Il est en effet manifeste ici que le chef de ce département ministériel
est lui-même un « matinal », comme nous confie un agent du ministère. «
Le patron arrive très tôt. Du coup, personne ne peut se permettre
d’arriver après lui, ce d’autant qu’il y a vraiment beaucoup à faire »,
nous révèle t-il.
Le temps de sortir du bâtiment, et voilà qu’un cortège annonce l’arrivée du Minepat en personne. Il n’est pas encore huit heures et demie, et c’est d’un pas pressé et alerte qu’Emmanuel Nganou Djoumessi s’engouffre dans l’immeuble, entouré de sa suite. Au Minepat, le travail a donc déjà commencé. Qu’en est-il des autres ministères partageant le même immeuble, notamment le Minimidt, le Mincommerce, le Minpmeesa et le Mintour ? Les trois premiers partagent la même entrée, et à 08 h44, ce n’est franchement pas la grande affluence.
Couloirs vides, silence de cimetière aux différents paliers, il n’y a pas encore grand monde. Une image qui contraste tellement avec celle du Minepat, juste à côté. A quelle heure arrive donc Emmanuel Bondé, le Minimidt ? Généralement entre neuf et dix heures, s’entend-on répondre dans un couloir, et à l’évidence, bien de ses collaborateurs semblent avoir réglé leur arrivée sur celle du patron. Le retard collectif acquis en principe, semble avoir séduit même ses collaborateurs les plus immédiats. Gravissant les escaliers de l’immeuble, une affiche nous interpelle : « Minimidt, Cabinet du Ministre, Silence ! ». Au bout de la cage d’escalier, la porte d’entrée dans le cabinet du ministre.
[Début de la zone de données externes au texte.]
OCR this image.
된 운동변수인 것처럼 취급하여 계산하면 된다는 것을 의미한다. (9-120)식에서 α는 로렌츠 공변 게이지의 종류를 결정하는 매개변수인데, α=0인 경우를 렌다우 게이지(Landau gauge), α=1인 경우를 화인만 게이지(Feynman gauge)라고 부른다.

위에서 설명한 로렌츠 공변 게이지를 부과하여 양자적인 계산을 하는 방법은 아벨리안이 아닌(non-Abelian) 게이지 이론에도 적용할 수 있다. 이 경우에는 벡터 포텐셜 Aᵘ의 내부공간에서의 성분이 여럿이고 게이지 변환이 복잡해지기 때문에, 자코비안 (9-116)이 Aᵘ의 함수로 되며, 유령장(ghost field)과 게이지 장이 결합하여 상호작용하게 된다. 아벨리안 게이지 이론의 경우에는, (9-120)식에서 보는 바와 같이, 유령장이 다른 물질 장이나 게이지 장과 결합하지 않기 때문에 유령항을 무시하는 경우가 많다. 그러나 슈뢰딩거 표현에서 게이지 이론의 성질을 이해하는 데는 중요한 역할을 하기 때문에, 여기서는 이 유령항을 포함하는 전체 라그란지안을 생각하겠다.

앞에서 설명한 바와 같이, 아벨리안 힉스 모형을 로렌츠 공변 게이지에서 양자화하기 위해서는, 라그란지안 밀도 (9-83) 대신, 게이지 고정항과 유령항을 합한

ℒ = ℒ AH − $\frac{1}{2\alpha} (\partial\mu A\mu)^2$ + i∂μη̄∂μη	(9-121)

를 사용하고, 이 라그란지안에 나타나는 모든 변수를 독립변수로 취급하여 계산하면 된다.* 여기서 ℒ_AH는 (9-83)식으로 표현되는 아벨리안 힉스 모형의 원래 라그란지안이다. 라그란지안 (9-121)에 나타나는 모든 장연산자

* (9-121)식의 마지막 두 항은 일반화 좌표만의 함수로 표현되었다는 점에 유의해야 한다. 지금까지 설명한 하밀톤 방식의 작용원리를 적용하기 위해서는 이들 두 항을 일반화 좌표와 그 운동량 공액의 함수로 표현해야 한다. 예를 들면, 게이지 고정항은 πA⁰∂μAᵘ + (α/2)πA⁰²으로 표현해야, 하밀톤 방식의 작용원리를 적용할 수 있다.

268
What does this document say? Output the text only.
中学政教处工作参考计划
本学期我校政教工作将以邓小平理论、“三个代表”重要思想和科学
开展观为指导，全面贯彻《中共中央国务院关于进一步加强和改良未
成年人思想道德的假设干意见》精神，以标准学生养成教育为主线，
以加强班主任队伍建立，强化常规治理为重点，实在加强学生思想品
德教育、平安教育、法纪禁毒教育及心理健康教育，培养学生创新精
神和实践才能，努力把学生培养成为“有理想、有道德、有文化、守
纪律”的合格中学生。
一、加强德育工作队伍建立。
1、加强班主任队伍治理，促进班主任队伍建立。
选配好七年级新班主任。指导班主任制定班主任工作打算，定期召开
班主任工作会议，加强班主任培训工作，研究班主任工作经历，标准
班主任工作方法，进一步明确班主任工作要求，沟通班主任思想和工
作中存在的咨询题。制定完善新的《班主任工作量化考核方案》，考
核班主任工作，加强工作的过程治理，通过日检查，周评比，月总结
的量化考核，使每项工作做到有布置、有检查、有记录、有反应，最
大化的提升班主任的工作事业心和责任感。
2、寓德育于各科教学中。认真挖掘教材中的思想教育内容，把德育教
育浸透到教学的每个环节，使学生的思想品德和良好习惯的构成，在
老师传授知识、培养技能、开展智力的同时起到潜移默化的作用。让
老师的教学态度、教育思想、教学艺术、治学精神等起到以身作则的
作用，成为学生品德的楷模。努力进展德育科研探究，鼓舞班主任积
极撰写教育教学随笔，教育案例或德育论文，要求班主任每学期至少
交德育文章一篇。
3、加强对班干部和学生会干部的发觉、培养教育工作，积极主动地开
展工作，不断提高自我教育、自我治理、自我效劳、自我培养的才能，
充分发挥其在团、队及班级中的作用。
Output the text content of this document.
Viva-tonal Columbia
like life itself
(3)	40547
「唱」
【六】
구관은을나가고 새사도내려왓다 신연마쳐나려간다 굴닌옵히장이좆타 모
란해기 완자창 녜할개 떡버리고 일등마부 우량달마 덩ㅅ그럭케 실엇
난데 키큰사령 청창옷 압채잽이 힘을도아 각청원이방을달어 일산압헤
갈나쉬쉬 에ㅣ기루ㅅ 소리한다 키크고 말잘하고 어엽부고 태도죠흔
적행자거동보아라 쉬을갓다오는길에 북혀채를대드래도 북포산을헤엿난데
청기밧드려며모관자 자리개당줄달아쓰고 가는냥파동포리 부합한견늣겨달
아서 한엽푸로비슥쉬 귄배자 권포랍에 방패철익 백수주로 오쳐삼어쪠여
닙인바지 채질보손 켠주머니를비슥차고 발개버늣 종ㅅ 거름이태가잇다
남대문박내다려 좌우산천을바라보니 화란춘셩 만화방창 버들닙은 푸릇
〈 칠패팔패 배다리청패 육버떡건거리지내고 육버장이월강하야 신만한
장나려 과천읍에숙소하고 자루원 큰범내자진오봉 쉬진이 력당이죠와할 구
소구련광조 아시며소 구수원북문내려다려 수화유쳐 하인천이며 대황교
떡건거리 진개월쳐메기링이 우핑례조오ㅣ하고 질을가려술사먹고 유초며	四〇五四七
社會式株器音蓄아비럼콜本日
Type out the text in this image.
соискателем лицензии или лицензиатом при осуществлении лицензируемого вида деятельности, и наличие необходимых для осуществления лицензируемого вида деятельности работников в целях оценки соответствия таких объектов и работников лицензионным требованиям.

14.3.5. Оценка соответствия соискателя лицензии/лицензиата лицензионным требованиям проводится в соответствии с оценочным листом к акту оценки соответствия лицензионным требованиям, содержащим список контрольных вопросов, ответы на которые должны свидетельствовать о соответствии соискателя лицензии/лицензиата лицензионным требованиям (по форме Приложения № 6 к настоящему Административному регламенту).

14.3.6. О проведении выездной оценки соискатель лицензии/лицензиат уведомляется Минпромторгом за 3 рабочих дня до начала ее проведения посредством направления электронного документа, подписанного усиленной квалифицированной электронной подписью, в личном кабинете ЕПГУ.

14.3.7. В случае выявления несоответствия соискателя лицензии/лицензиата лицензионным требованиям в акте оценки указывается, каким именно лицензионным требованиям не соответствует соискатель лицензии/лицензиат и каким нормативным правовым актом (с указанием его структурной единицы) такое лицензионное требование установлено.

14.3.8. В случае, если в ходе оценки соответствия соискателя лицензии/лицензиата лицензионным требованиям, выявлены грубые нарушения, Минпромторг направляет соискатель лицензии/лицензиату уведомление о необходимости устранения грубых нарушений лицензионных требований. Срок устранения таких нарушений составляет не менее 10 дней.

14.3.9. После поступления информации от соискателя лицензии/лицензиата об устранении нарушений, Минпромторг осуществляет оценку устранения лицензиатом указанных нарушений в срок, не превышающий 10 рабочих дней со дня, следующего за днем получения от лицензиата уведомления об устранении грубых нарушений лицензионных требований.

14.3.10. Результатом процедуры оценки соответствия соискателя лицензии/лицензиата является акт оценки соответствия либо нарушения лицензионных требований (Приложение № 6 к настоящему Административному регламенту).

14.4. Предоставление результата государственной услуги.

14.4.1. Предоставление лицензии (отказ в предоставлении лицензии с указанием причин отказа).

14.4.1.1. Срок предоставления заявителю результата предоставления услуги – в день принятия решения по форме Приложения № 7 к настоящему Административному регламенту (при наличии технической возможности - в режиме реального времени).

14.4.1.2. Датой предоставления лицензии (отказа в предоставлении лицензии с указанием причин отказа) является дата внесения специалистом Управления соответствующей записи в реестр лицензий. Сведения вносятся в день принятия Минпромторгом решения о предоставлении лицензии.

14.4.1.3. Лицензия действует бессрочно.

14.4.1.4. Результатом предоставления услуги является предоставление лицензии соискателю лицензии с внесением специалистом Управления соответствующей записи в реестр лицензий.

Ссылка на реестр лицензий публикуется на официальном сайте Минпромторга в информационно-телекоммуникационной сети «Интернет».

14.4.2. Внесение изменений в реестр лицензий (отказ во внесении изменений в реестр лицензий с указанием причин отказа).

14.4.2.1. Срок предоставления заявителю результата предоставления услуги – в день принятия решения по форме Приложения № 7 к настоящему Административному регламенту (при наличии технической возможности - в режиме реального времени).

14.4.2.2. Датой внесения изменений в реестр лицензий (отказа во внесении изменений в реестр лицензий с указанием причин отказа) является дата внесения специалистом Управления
Les collaborateurs du ministre censés occuper ces deux fauteuils attendent toujours leurs occupants, alors qu’il est presque neuf heures !
Le retard collectif, en mode « normal »
Nous redescendons, et nous nous engouffrons tour à tour dans
les couloirs du Minpmeesa, et du Mincomerce. Le même constat du retard
généralisé du personnel est fait, avec des ministres également encore
absents. Laurent Serges Etoundi Ngoa et Luc Magloire Mbarga Atangana, ne
se sont pas encore pointés. Et le gros des effectifs de leurs
départements respectifs, avec.
Comment ne pas conclure alors, que c’est l’heure d’arrivée d’un ministre à son cabinet qui détermine la ponctualité ou non de son personnel ? A ministre retardataire, équivaut des agents qui ne s’empressent pas de venir occuper leur bureau pour mériter leurs salaires et autres émoluments. Pour ne pas tirer des conclusions non inspirées de la réalité des faits à son sujet, le reporter investit le ministère du tourisme qui est juste à côté. Le même spectacle, une sensation de déjà vu. Des couloirs vides, des bureaux encore fermés à double tour, comme tout à l’heure, à côté.
A quelle heure Bello Bouba Maïgari, le patron des lieux arrive t-il ? Personne n’est disposé à donner la moindre information, à ce sujet. Et les usagers alors, le travail en lui-même ? Rarement, on a autant eu l’impression que la signification du concept de servicepublic ne revêtait aussi peu d’importance. Des usagers vont et viennent dans les couloirs, frappant à des portes barricadées de bureaux désespérément vides. Avec résignation, ils consentent à attendre ou à s’en aller pour « repasser après », comme on le leur conseille ça et là, le temps que les « maitres des lieux », consentent enfin à arriver. Y a-t-il meilleur exemple pour démontrer que les affaires de la république avancent à un train extrêmement lent ?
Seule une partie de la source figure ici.